What is your opinion on GM mosquitos being released in FLA?

Carla

Senior Member
Location
Pa
This is something I came across. Call me oblivious, I never heard of them. They want to release genetically modified mosquitos in the Keys to help prevent the spread of Zika virus. Good idea or bad?

www.baltimorefishbowl.com. Click on health and fitness
 

Some concerns about releasing genetically modified mosquitoes. http://time.com/the-war-against-mosquito/


To skeptics, that’s exactly the problem. There’s no way to control with confidence the environment the GM mosquitoes will be released into—or how those insects will respond in the crucible of life.

“People become experiments that they can’t opt out of,” says Dana Perls, a food and
technology policy campaigner at the environmental group Friends of the Earth.

“We don’t know how the GM mosquito would thrive in the wild. It could cause more problems.” The sentiment that modified mosquitoes add to the harm rather than curb it—whether accurate or not—isn’t uncommon. In a recent survey, when people were asked if they thought GM mosquitoes caused Zika or were being used to fight it, 30% said they thought those modified mosquitoes were the culprit.

Others are wary about the risk of relying solely on one form of mosquito control. “It’s important to have more than one tool,” says Anthony James, a professor at the University of California, Irvine who is working on a malaria-fighting mosquito. “We learned that with DDT. DDT shut down a lot of research because people thought, ‘oh, we have the magic bullet!’ It didn’t solve all the problems, [and] we are back at a situation where it’s worse now.”

At the same time, skeptics wonder what could go wrong even if Oxitec’s technology goes right. Aegypti are not native to the Western Hemisphere, so there’s an argument that they can be removed like any other invasive species.

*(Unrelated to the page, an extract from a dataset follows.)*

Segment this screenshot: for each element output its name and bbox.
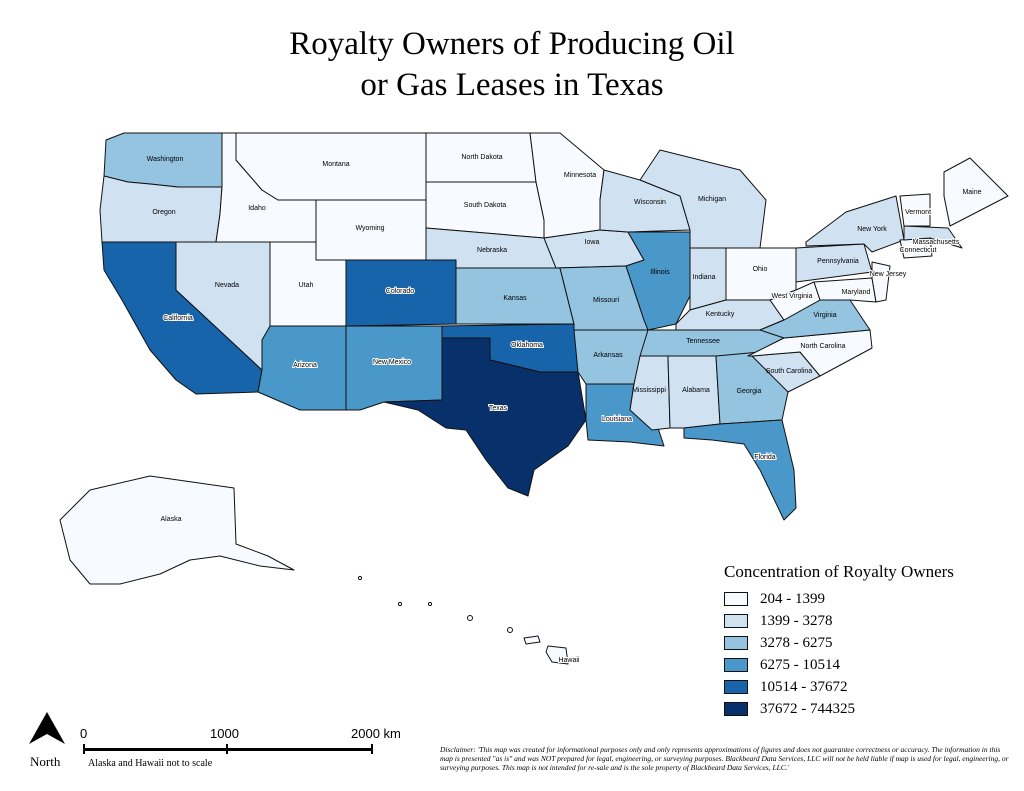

But since they’ve settled into local ecosystems, their absence could have a cascade effect. “We don’t think wiping out the species is a realistic risk, but if you interfere with the numbers of species then you can have effects both directly on humans in terms of their immunity to disease but also on other species,” says Helen Wallace director of GeneWatch U.K. “Oxitec has been pushing to say that this technology is ready for prime time and that they can roll it out as a commercial application but we don’t think there’s been adequate safety testing of the genetic change itself.”

Researchers note that even if the aegytpi are eliminated, it’s possible another type of mosquito could step up and start spreading dengue or Zika.

“It has been observed previously that if a vacant niche is created by suppressing or locally eradicating Aedes aegypti, an ecological homologue may move in, most likely the invasive Asian Tiger Mosquito, Aedes albopictus, which is just as good a vector of Zika, dengue, and chikungunya, as aegypti,” says the University of Florida’s Lounibos.

Oxitec’s struggles in the U.S. underscore just how controversial this weapon in the war against mosquitoes is. The company currently has a pending application with the U.S. Food and Drug Administration (FDA) for a release project in the Florida Keys, where theaegypti mosquito is present. Oxitec opened its application with the FDA in 2011, and while the stateside aegypti mosquitoes don’t currently transmit Zika, experts have suggested future transmission on a small scale could be possible if the aegypti come in contact with infected travelers who bring Zika back with them from hard-hit countries.

While early surveys suggested that most Keys residents were in favor of the project—which was initially proposed as a way to fight dengue—a change.org petition filed by a local resident protesting the project has garnered well over 160,000 signatures. The application is still pending FDA determination, and people on both side of the debate are awaiting the decision.

“We are very concerned that we don’t really know about what will happen if you put a genetically modified mosquito into our local environment,” says Michael Welber, a Florida Keys resident and environmental activist. “As a country we have a tendency to overreact to these things and then do things that we later regret and wish we could take back.”
 
Killer bees were in some kind of experiment in S. America. They got out and made their way north.